It is not about 1+1=2 (functional deterministic), it is about ensuring this calculation in a predefined time deterministic. Due to that a generic realtime does not exist. It is always in context of a specific timing question. Multiple notions of realtime used to describe how good the demands are meet:
Due to https://design.ros2.org/articles/realtime_background.html#memory-management :
- Hard real-time software systems have a set of strict deadlines, and missing a deadline is considered a system failure
- Soft real-time systems try to reach deadlines but do not fail if a deadline is missed. However, they may degrade their quality of service in such an event to improve responsiveness.

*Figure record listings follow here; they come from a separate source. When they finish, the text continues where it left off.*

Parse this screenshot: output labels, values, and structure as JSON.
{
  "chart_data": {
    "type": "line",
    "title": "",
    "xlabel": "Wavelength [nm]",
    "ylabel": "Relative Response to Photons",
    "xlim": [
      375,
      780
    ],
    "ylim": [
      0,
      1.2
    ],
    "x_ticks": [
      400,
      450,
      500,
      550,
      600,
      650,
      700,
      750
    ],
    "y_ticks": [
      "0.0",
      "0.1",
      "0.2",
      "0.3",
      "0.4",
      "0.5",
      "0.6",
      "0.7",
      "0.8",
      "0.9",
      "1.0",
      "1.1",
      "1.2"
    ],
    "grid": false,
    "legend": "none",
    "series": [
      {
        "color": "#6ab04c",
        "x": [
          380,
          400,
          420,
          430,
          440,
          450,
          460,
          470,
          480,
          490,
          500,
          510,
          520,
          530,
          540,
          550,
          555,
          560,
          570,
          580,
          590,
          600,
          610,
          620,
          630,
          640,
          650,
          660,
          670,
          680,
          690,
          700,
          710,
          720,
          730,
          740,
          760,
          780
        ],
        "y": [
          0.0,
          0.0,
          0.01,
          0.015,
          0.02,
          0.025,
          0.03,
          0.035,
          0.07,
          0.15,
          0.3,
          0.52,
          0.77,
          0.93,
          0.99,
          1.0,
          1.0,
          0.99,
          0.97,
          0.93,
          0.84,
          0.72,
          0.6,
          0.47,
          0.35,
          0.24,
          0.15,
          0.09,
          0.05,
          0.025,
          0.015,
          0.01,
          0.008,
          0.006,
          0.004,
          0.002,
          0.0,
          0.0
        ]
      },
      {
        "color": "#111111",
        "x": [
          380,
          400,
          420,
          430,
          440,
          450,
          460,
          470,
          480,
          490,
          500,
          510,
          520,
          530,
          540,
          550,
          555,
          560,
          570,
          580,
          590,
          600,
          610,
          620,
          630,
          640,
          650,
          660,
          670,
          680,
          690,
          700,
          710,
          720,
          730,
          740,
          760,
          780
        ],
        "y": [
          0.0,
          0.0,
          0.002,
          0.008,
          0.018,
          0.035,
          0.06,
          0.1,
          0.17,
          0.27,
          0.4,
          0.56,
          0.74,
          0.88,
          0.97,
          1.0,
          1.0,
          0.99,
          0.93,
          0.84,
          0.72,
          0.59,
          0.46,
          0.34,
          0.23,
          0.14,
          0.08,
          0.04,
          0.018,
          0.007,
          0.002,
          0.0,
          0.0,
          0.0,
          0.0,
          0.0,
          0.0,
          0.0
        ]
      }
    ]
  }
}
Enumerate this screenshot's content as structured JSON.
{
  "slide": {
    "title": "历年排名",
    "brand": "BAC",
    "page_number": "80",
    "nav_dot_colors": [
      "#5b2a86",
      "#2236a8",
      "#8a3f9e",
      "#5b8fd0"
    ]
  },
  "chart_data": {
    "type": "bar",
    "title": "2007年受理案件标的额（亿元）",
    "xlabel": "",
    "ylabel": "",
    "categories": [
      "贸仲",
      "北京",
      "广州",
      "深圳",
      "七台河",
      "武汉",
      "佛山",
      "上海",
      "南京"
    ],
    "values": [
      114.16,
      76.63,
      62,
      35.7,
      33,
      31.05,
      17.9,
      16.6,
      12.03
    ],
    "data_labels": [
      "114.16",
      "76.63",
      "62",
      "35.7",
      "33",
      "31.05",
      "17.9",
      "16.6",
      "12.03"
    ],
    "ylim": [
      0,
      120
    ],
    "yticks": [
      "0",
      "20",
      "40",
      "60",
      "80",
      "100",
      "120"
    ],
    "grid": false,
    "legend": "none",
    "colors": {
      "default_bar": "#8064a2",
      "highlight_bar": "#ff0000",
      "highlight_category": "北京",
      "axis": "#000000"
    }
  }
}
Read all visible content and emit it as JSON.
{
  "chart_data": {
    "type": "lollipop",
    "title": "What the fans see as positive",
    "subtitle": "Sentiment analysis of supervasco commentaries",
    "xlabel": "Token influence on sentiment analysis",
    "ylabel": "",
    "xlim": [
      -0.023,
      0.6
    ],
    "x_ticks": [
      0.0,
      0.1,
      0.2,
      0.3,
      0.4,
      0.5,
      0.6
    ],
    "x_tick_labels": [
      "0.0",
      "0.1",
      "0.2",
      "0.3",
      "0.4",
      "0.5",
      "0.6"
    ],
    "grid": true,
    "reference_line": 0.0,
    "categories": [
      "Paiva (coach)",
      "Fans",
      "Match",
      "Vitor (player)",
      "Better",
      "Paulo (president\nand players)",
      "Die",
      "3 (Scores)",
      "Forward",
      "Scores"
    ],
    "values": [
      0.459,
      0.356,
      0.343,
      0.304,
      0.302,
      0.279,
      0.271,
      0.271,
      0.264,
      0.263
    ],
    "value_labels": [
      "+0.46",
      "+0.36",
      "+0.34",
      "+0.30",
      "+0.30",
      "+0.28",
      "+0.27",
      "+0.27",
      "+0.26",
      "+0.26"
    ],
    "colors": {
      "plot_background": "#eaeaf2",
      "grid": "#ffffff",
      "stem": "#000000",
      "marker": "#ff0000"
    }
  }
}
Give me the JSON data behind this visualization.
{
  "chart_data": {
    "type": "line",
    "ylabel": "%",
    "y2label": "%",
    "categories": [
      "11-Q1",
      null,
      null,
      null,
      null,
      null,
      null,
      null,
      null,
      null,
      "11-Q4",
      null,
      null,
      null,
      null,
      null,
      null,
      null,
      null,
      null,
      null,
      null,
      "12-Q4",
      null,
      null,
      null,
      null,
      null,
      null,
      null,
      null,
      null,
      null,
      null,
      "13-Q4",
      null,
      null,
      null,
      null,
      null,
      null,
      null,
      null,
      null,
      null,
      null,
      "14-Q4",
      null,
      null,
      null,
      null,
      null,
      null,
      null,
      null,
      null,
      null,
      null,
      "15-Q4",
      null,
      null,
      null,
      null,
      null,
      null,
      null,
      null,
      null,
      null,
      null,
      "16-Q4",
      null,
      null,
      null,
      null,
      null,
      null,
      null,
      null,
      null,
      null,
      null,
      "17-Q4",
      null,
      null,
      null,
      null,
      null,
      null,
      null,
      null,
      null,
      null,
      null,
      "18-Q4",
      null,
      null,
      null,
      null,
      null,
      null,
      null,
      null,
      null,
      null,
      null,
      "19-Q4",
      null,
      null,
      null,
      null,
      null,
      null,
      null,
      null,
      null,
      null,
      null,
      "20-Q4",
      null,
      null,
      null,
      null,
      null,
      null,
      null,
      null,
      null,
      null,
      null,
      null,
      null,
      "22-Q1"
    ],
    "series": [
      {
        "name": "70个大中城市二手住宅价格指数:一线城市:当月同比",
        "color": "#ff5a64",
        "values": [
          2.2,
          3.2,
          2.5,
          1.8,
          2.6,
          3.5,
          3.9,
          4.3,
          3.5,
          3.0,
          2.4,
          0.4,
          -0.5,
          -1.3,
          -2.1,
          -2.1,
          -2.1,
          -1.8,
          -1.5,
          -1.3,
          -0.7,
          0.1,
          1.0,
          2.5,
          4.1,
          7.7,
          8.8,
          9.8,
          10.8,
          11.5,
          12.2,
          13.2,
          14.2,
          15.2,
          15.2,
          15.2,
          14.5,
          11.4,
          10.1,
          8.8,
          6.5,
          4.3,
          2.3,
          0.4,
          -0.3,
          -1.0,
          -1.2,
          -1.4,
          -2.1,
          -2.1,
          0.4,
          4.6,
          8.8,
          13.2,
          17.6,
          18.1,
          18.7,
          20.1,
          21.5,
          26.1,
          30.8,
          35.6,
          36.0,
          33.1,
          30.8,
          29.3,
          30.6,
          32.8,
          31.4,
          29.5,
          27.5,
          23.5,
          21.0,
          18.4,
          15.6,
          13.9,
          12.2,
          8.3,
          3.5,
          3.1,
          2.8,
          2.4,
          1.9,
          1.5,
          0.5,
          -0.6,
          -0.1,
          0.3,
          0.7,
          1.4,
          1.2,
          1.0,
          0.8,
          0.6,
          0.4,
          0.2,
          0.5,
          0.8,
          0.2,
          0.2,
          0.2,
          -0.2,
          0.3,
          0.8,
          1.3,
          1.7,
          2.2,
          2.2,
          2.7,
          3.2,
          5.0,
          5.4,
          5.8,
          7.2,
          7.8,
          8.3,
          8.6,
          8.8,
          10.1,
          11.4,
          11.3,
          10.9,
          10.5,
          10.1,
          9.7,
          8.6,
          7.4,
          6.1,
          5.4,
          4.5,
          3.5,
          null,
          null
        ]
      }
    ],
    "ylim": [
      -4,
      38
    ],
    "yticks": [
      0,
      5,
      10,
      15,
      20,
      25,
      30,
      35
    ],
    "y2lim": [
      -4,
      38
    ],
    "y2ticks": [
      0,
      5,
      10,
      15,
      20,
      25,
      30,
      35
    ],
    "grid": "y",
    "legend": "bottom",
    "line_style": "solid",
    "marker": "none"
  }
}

- Firm real-time systems treat information delivered/computations made after a deadline as invalid. Like soft real-time systems, they do not fail after a missed deadline, and they may degrade QoS if a deadline is missed.
Functional and time deterministic have one common aspect: correctness. If e.g. the execution miss a time slot it might lead to an error condition.
Linux PREEMPT reaches realtime via
- preemption support for critical sections (from Spinlock to RTMutex)
- preemption support for interrupts – keyword is latency when hardware wake up a kernel task (Interrupt Latency, Scheduling Latency)
- blocking of e.g. slow Intel MMX and SSE processor operations
- blocking of swap operations, because loading data from disk is a slow and unpredictable operation.
Also check https://lwn.net/Articles/146861/
Due to https://design.ros2.org/articles/realtime_background.html#memory-management a program better supports realtime via:
- Dynamic memory allocation can cause poor real-time performance. Calls to malloc/new and free/delete will probably result in pagefaults.
- Additionally, the heap allocates and frees memory blocks in such a way that leads to memory fragmentation, which creates poor performance for reads and writes, since the OS may have to scan for an indeterminate amount of time for a free memory block.